CMStatistics 2022: Start Registration
View Submission - CMStatistics
Title: Unveiling patterns in spectroscopy data via a Bayesian latent variables approach Authors:  Alessandro Casa - Free University of Bozen-Bolzano (Italy) [presenting]
Tom O Callaghan - University College Cork (Ireland)
Thomas Brendan Murphy - University College Dublin (Ireland)

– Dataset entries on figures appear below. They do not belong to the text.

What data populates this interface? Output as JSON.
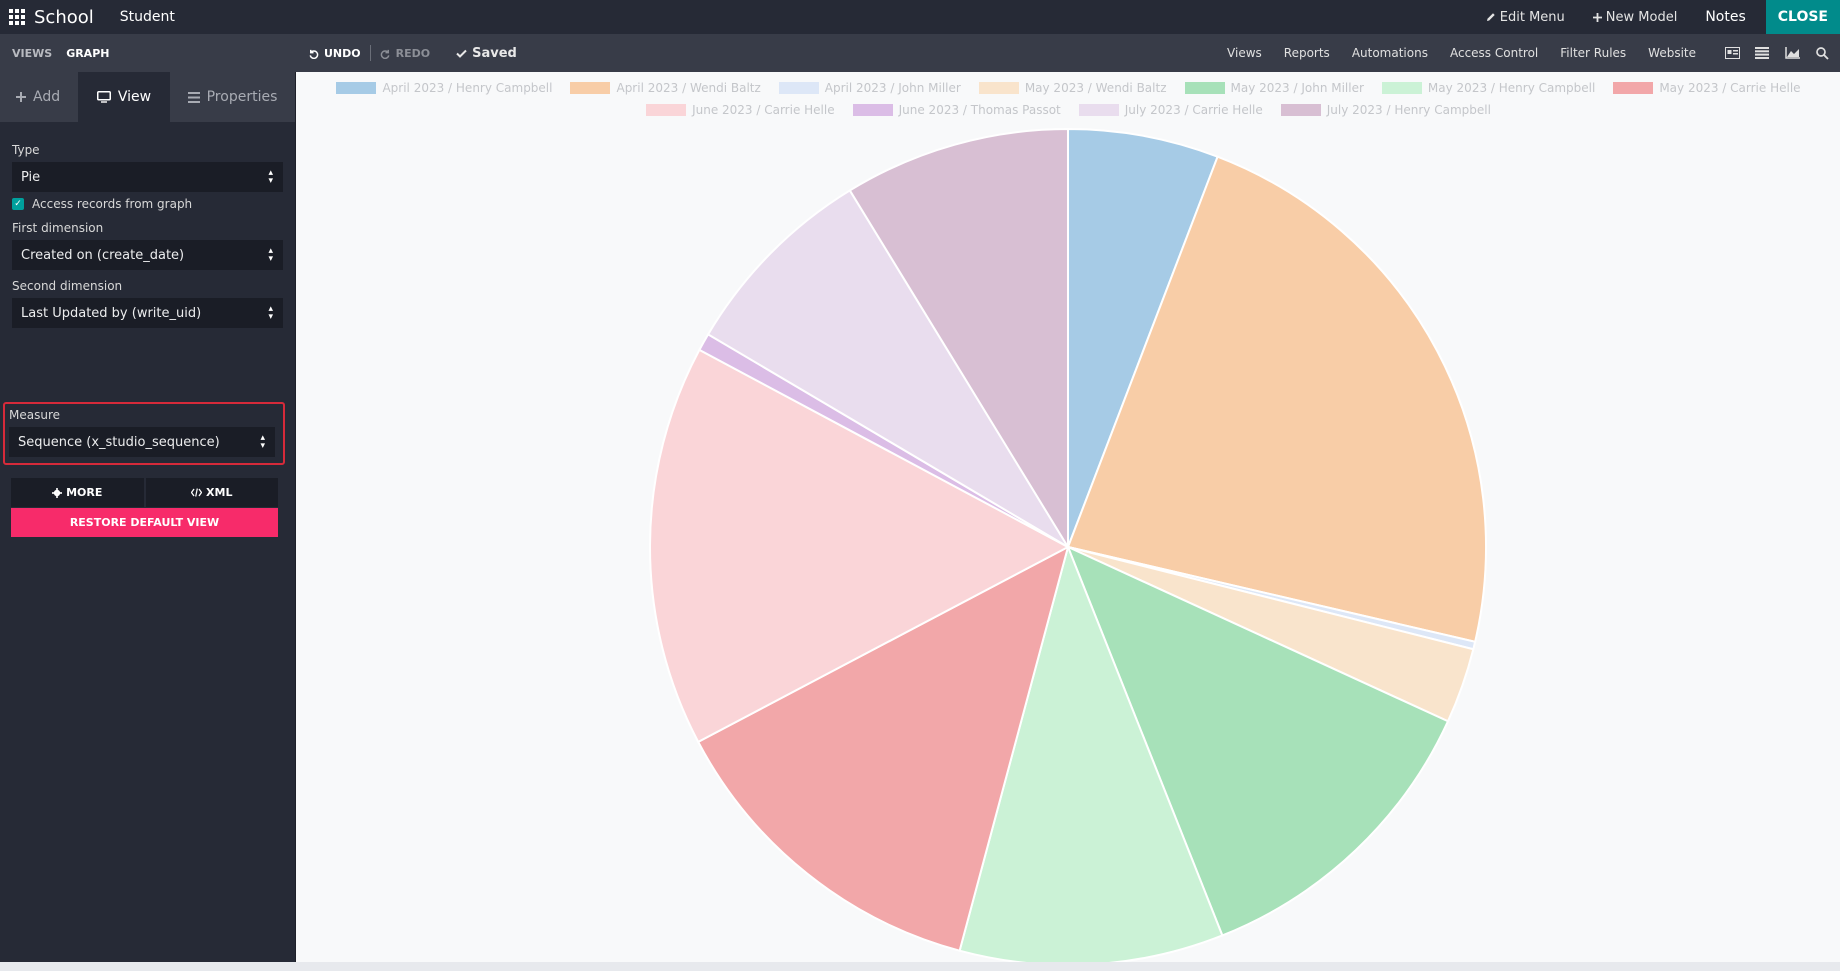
{
  "topbar": {
    "brand": "School",
    "menu_item": "Student",
    "edit_menu": "Edit Menu",
    "new_model": "New Model",
    "notes": "Notes",
    "close": "CLOSE"
  },
  "subbar": {
    "views": "VIEWS",
    "graph": "GRAPH",
    "undo": "UNDO",
    "redo": "REDO",
    "saved": "Saved",
    "links": [
      "Views",
      "Reports",
      "Automations",
      "Access Control",
      "Filter Rules",
      "Website"
    ]
  },
  "sidebar": {
    "tabs": {
      "add": "Add",
      "view": "View",
      "properties": "Properties"
    },
    "type_label": "Type",
    "type_value": "Pie",
    "access_records": "Access records from graph",
    "first_dim_label": "First dimension",
    "first_dim_value": "Created on (create_date)",
    "second_dim_label": "Second dimension",
    "second_dim_value": "Last Updated by (write_uid)",
    "measure_label": "Measure",
    "measure_value": "Sequence (x_studio_sequence)",
    "more": "MORE",
    "xml": "XML",
    "restore": "RESTORE DEFAULT VIEW"
  },
  "chart_data": {
    "type": "pie",
    "series": [
      {
        "name": "April 2023 / Henry Campbell",
        "value": 6,
        "color": "#a6cbe6"
      },
      {
        "name": "April 2023 / Wendi Baltz",
        "value": 23.5,
        "color": "#f8cda7"
      },
      {
        "name": "April 2023 / John Miller",
        "value": 0.3,
        "color": "#dde7f7"
      },
      {
        "name": "May 2023 / Wendi Baltz",
        "value": 3,
        "color": "#f9e4cc"
      },
      {
        "name": "May 2023 / John Miller",
        "value": 12.5,
        "color": "#a7e1b9"
      },
      {
        "name": "May 2023 / Henry Campbell",
        "value": 10.5,
        "color": "#cbf2d6"
      },
      {
        "name": "May 2023 / Carrie Helle",
        "value": 13.5,
        "color": "#f2a7a9"
      },
      {
        "name": "June 2023 / Carrie Helle",
        "value": 16,
        "color": "#fad5d8"
      },
      {
        "name": "June 2023 / Thomas Passot",
        "value": 0.7,
        "color": "#dbbde6"
      },
      {
        "name": "July 2023 / Carrie Helle",
        "value": 8,
        "color": "#e9ddee"
      },
      {
        "name": "July 2023 / Henry Campbell",
        "value": 9,
        "color": "#d8bfd3"
      }
    ]
  }
}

Abstract: Infrared spectroscopy techniques represent a convenient and non-disruptive way to collect vast amounts of data rapidly. Nowadays, these data are effectively used in a plethora of different fields, such as medicine, astronomy and food science. Nonetheless, from a statistical viewpoint, they introduce some relevant challenges mainly concerning their high dimensionality and the complex relationships among spectral variables (wavelengths), often due to convoluted chemical processes. In this framework, factor analysis represents a sensible strategy, as it aims to produce parsimonious representations of the data while focusing on the correlation structures. Nonetheless, its standard application does not account for redundancies in the features. Therefore, a modification of factor analysis is proposed, which maps the data into a lower dimensional latent space while simultaneously clustering the variables. A flexible Bayesian estimation procedure is then considered to fit the model. On the one hand, this approach results in an even more parsimonious summary of the data, highlighting which wavelengths carry similar information. On the other hand, from an interpretative point of view, the obtained partition produces useful insights from a chemical standpoint. The method is applied to milk mid-infrared spectroscopy data from cows on different feeding regimens, providing a useful tool to guarantee milk authenticity.